Investir dans le domaine forestier est une piste à laquelle on ne pense pas forcément… C’est pour cette raison que la Direction générale des forêts, exhorte les opérateurs économiques à investir dans la richesse forestière.

En marge d’une conférence de presse consacrée à l’annonce du Salon national de l’investissement dans le secteur des forêts, le directeur général des forêts, Azzedine Sekran, a appelé les opérateurs économiques algériens à saisir les grandes opportunités d’investissement dans les différents domaines de la richesse forestière, à même de contribuer effectivement à la diversification de l’économie nationale.
Côté rendement, l’interlocuteur dira que « l’investissement rationnel dans le domaine forestier est à même de contribuer à la diversification économique et à la réduction de la facture d’importation des produits forestiers à près de 30 millions de dollars, notamment le bois et le liège ». D’autre part, il ne manquera pas de souligner l’impératif d’intensifier les efforts de lutte contre l’érosion et la désertification, faisant état d’un travail avec l’Organisation des Nations unies pour l’alimentation et l’agriculture (FAO) pour la réévaluation du barrage vert et son rendement en tant que rempart écologique contre la désertification, ainsi que l’examen des mesures à prendre pour valoriser cette réalisation.

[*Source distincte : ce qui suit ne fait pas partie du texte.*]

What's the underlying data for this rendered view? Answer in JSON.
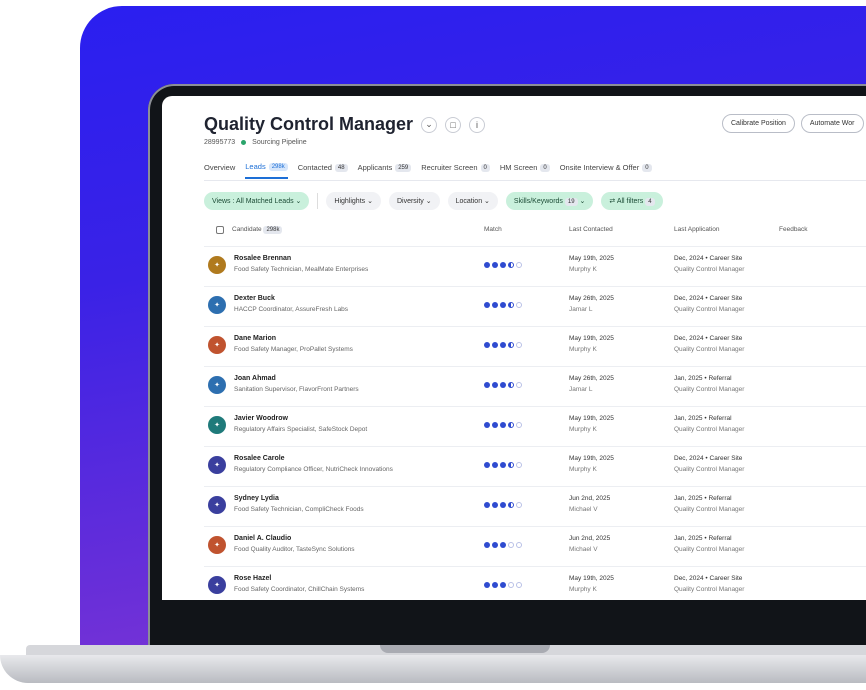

Le même responsable a estimé que la forêt n’est pas uniquement un espace écologique, mais un facteur économique et social à même de contribuer à la diversification des ressources économiques nationales et assurer des revenus financiers supplémentaires à l’Etat.

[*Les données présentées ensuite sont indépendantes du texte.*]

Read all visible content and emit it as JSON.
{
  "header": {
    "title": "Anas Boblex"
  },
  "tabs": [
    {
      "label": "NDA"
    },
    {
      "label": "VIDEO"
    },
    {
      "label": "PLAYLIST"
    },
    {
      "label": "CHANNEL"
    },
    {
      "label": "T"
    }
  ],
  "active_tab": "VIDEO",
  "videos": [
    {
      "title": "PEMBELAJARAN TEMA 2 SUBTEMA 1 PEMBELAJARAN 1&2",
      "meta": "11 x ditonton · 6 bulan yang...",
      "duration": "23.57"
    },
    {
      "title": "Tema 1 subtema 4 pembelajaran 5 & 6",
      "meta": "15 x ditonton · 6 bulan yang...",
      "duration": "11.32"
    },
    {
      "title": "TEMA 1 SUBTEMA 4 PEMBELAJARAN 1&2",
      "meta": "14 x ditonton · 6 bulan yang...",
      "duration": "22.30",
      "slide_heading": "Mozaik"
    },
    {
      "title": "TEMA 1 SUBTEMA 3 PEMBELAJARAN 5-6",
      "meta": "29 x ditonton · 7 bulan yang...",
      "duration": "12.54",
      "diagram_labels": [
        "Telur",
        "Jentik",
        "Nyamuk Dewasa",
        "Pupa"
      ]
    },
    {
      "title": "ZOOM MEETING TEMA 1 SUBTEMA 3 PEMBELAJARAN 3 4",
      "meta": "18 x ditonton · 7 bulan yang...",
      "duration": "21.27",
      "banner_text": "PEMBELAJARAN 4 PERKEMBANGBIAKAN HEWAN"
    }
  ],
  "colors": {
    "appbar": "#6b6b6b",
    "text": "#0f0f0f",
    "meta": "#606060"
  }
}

L’année 2018 ne sera que le début
Azzedine Sekran a affirmé que l’investissement dans le secteur forestier se fera, à partir de 2018, suivant une nouvelle méthode basée à la fois sur l’exploitation efficace des ressources forestières et leur préservation. Déjà, le Directeur général a passé en revue une série de décrets encadrant et régissant l’octroi des licences d’exploitation dans le domaine forestier au profit des investisseurs locaux privés. S’agissant des potentiels forestiers, M. Sekran a fait savoir que la production du liège a atteint 66 000 quintaux de cette matière en 2017 et 130 000 m3 de bois. Evoquant la production du charbon qui a atteint 1,7 tonne par an, le même responsable a souligné que cette ressource naturelle est exploitée de manière anarchique. Affirmant que l’Algérie possède de grandes potentialités pour investir dans le domaine de production d’amande, de pistache, de caroube et d’argan de façon à réduire la facture d’importation de ces produits, M. Sekran a mis l’accent sur l’impératif de conjuguer les efforts et de soutenir l’investissement dans les différents domaines. Il a précisé qu’il faut accorder un intérêt particulier à l’économie forestière dans tous les territoires en encourageant la création de nouvelles activités forestières productives de ressources à même de répondre aux besoins des éventuels investisseurs.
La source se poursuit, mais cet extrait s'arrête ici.